A Visit to a Hero's Grave - Vermont's Capt. Charles G. Gould

If you've ever been to Pamplin Historical Park and the National Museum of the Civil War Soldier, and then made the short walk to the Park's Battlefield Center, you likely encountered the dramatic story of Captain Charles Gilbert Gould.

Gould enlisted in the 1st Vermont Heavy Artillery in the fall of 1862 and remained in garrison duty for much of the war until he received a promotion to captain of Co. H in the 5th Vermont on December 30, 1864.

Soon after his promotion Gould sought and received a 20-day furlough to go home. In his service records is a copy of the letter he penned ostensibly to visit his home in Windham, Vermont and help settle the estate of his deceased father. His request was approved (see below).

The only problem with Gould's request is that it seems it was made under false pretenses. Sixteen year old Charles Gould appears in his father, James's, household in the 1860 census with mother Judith and older brothers Aaron (24) and James M. (17). Father James was 47. Checking the 1870 census, James still appears at age 57 with his wife Judith, but now the couple had an empty nest. James was not dead when Charles made his request.
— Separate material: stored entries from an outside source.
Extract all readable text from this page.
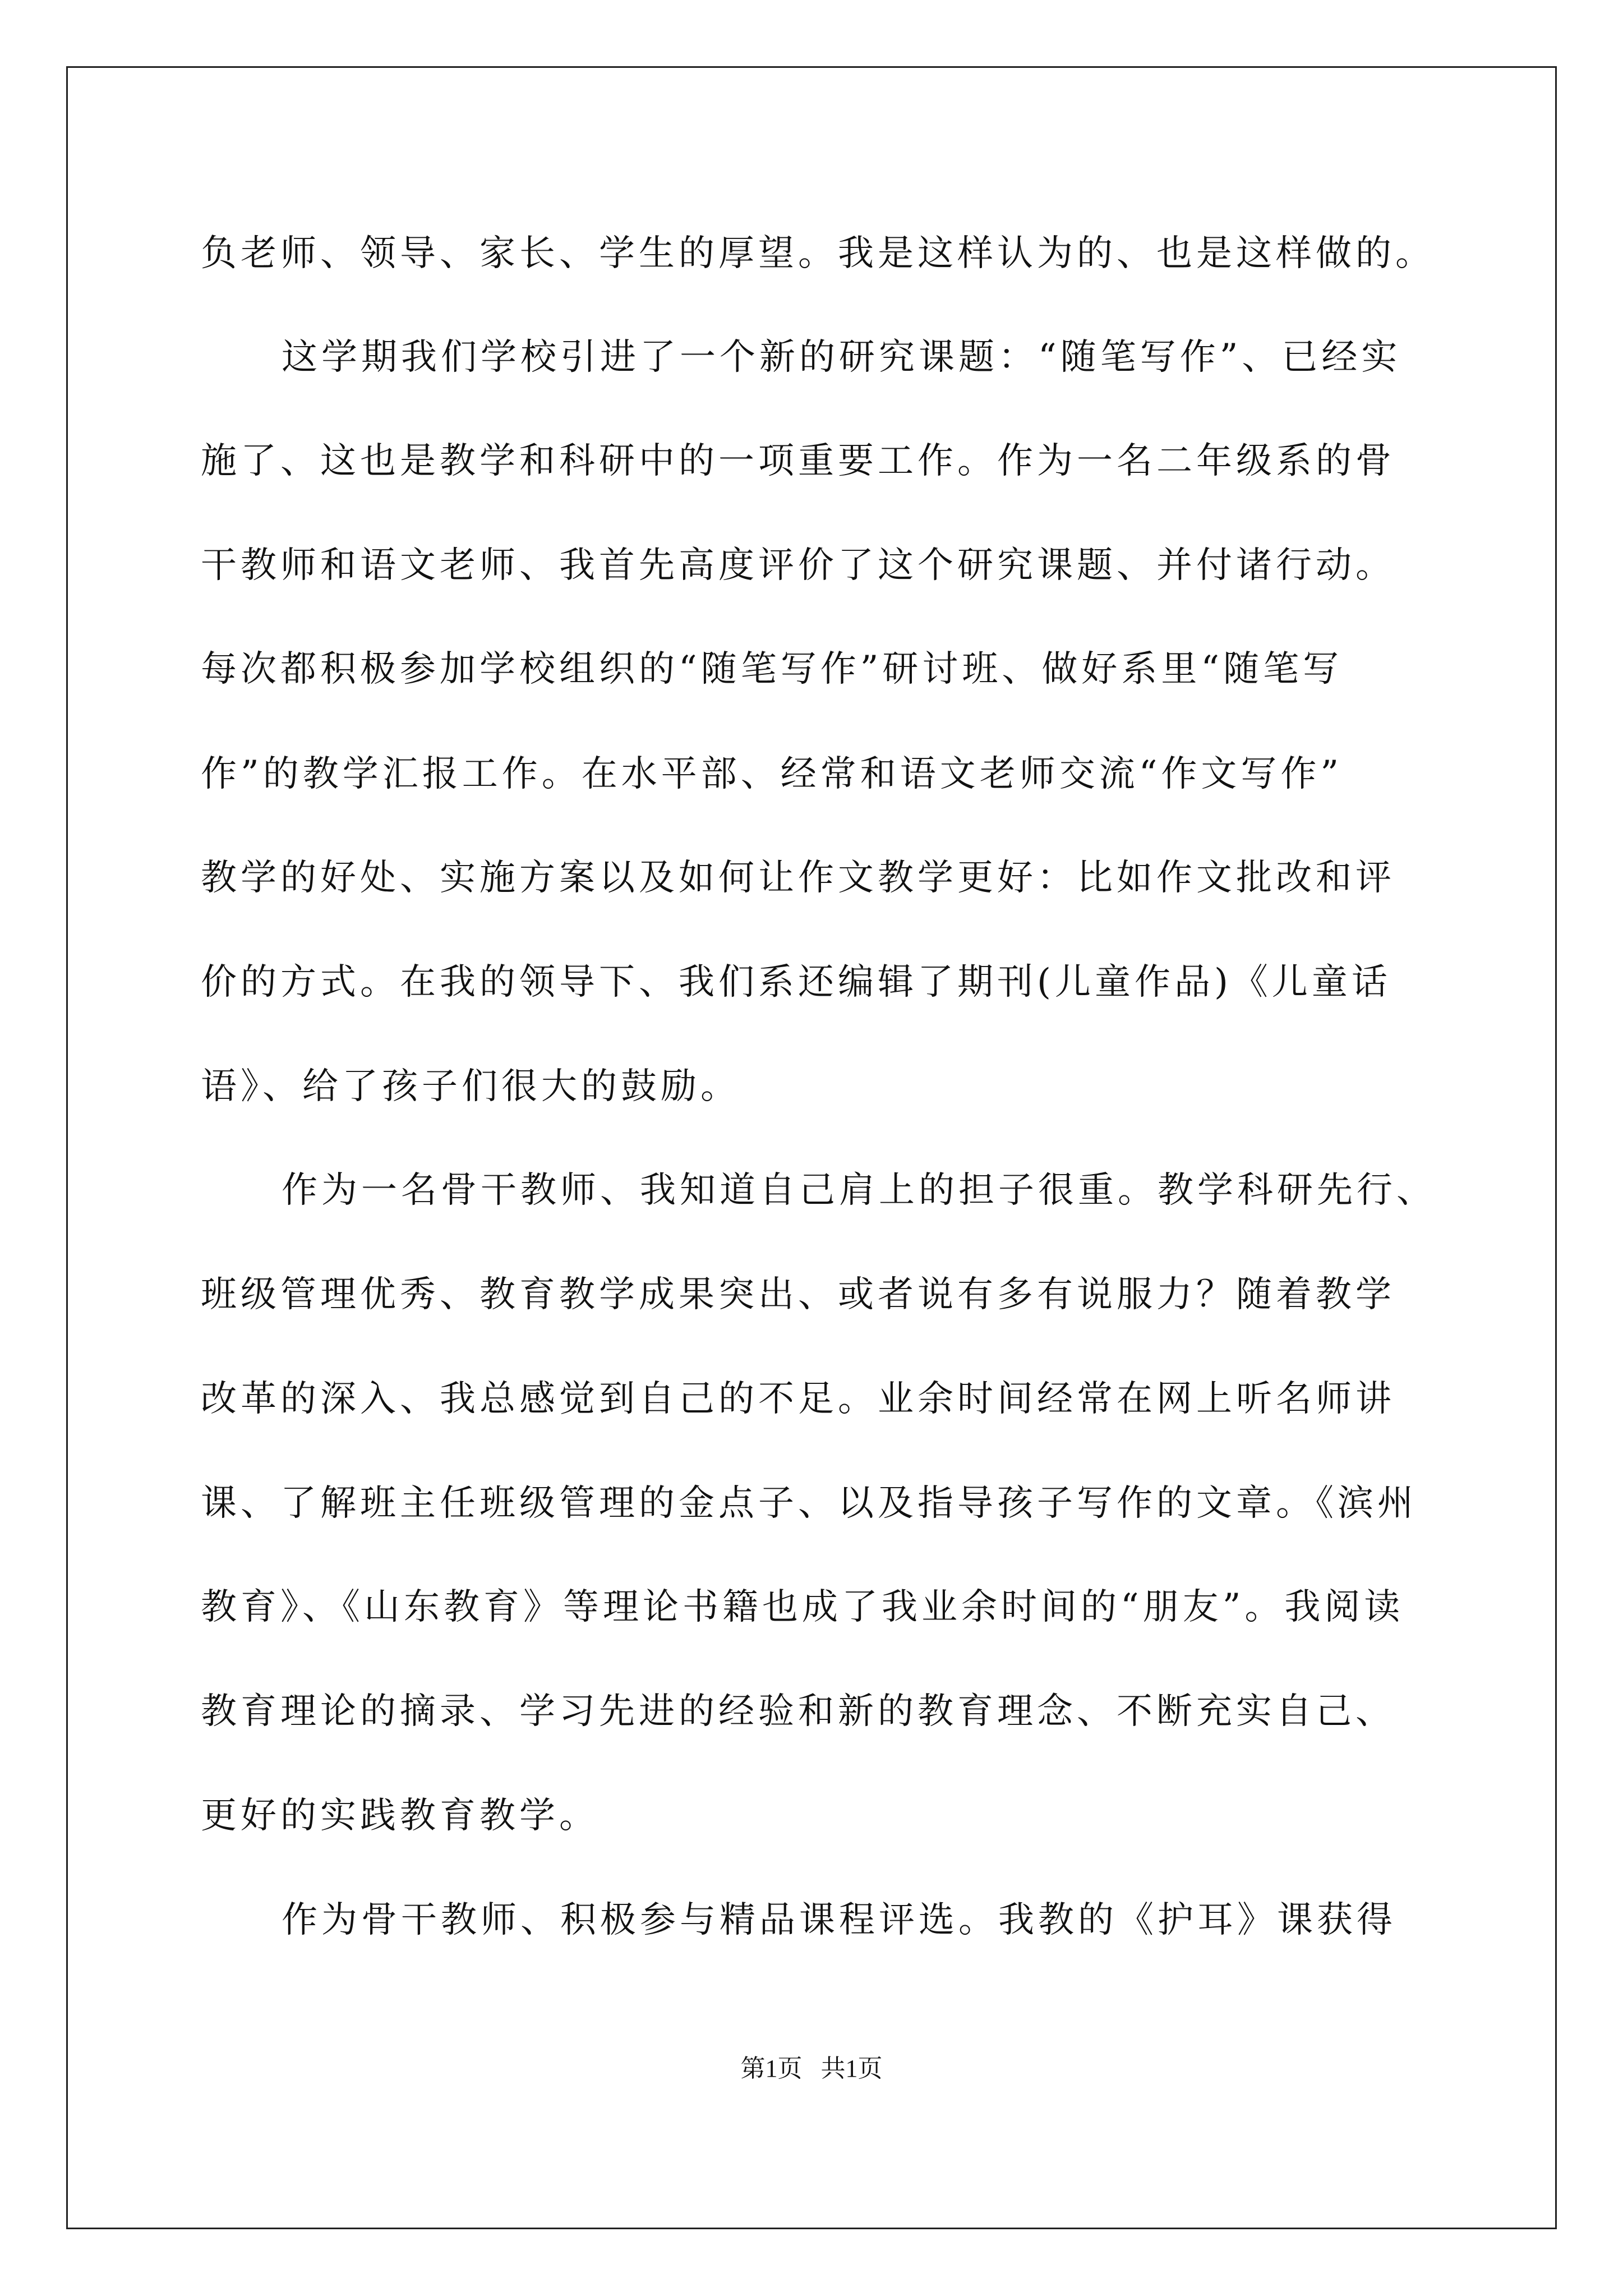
负老师、领导、家长、学生的厚望。我是这样认为的、也是这样做的。
这学期我们学校引进了一个新的研究课题：“随笔写作”、已经实
施了、这也是教学和科研中的一项重要工作。作为一名二年级系的骨
干教师和语文老师、我首先高度评价了这个研究课题、并付诸行动。
每次都积极参加学校组织的“随笔写作”研讨班、做好系里“随笔写
作”的教学汇报工作。在水平部、经常和语文老师交流“作文写作”
教学的好处、实施方案以及如何让作文教学更好：比如作文批改和评
价的方式。在我的领导下、我们系还编辑了期刊(儿童作品)《儿童话
语》、给了孩子们很大的鼓励。
作为一名骨干教师、我知道自己肩上的担子很重。教学科研先行、
班级管理优秀、教育教学成果突出、或者说有多有说服力？随着教学
改革的深入、我总感觉到自己的不足。业余时间经常在网上听名师讲
课、了解班主任班级管理的金点子、以及指导孩子写作的文章。《滨州
教育》、《山东教育》等理论书籍也成了我业余时间的“朋友”。我阅读
教育理论的摘录、学习先进的经验和新的教育理念、不断充实自己、
更好的实践教育教学。
作为骨干教师、积极参与精品课程评选。我教的《护耳》课获得
第1页   共1页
Regardless of his alleged fib to gain a furlough, the not yet 20 year-old Gould stepped up when it came time to exhibit bravery. Below is a quote stating the distinctive part Gould played and that was later printed the May 2, 1865 issue of the the nearby Manchester (Vermont) Journal. The paper reprinted the official after action report from the April 2, 1865 Breakthrough at Petersburg.

Gould received a brevet promotion to major for his bravery. And an even higher honor, the Congressional Medal of Honor in 1890 for his heroic actions 25 years earlier at Petersburg. 

Back in November, while on our honeymoon in Vermont, we stayed in Manchester. Looking up Windham on the map, we found it was only a short drive up into the Green Mountains to the small isolated community.  My wonderful wife and I decided to take a few minutes to go visit the hero's grave and pay our respects. It was a cold and windy day, and it took some searching once at the cemetery, but we found him (pictured top), resting in peace nestled in his beloved Green Mountains and among a number of other Vermont Civil War veterans. 

1 comment:

  1. I suggest reading Howard Coffin's 'Vermonters in the Civil War'. This tiny State did more than it's fair share during that conflict. Thank you for writing this tribute.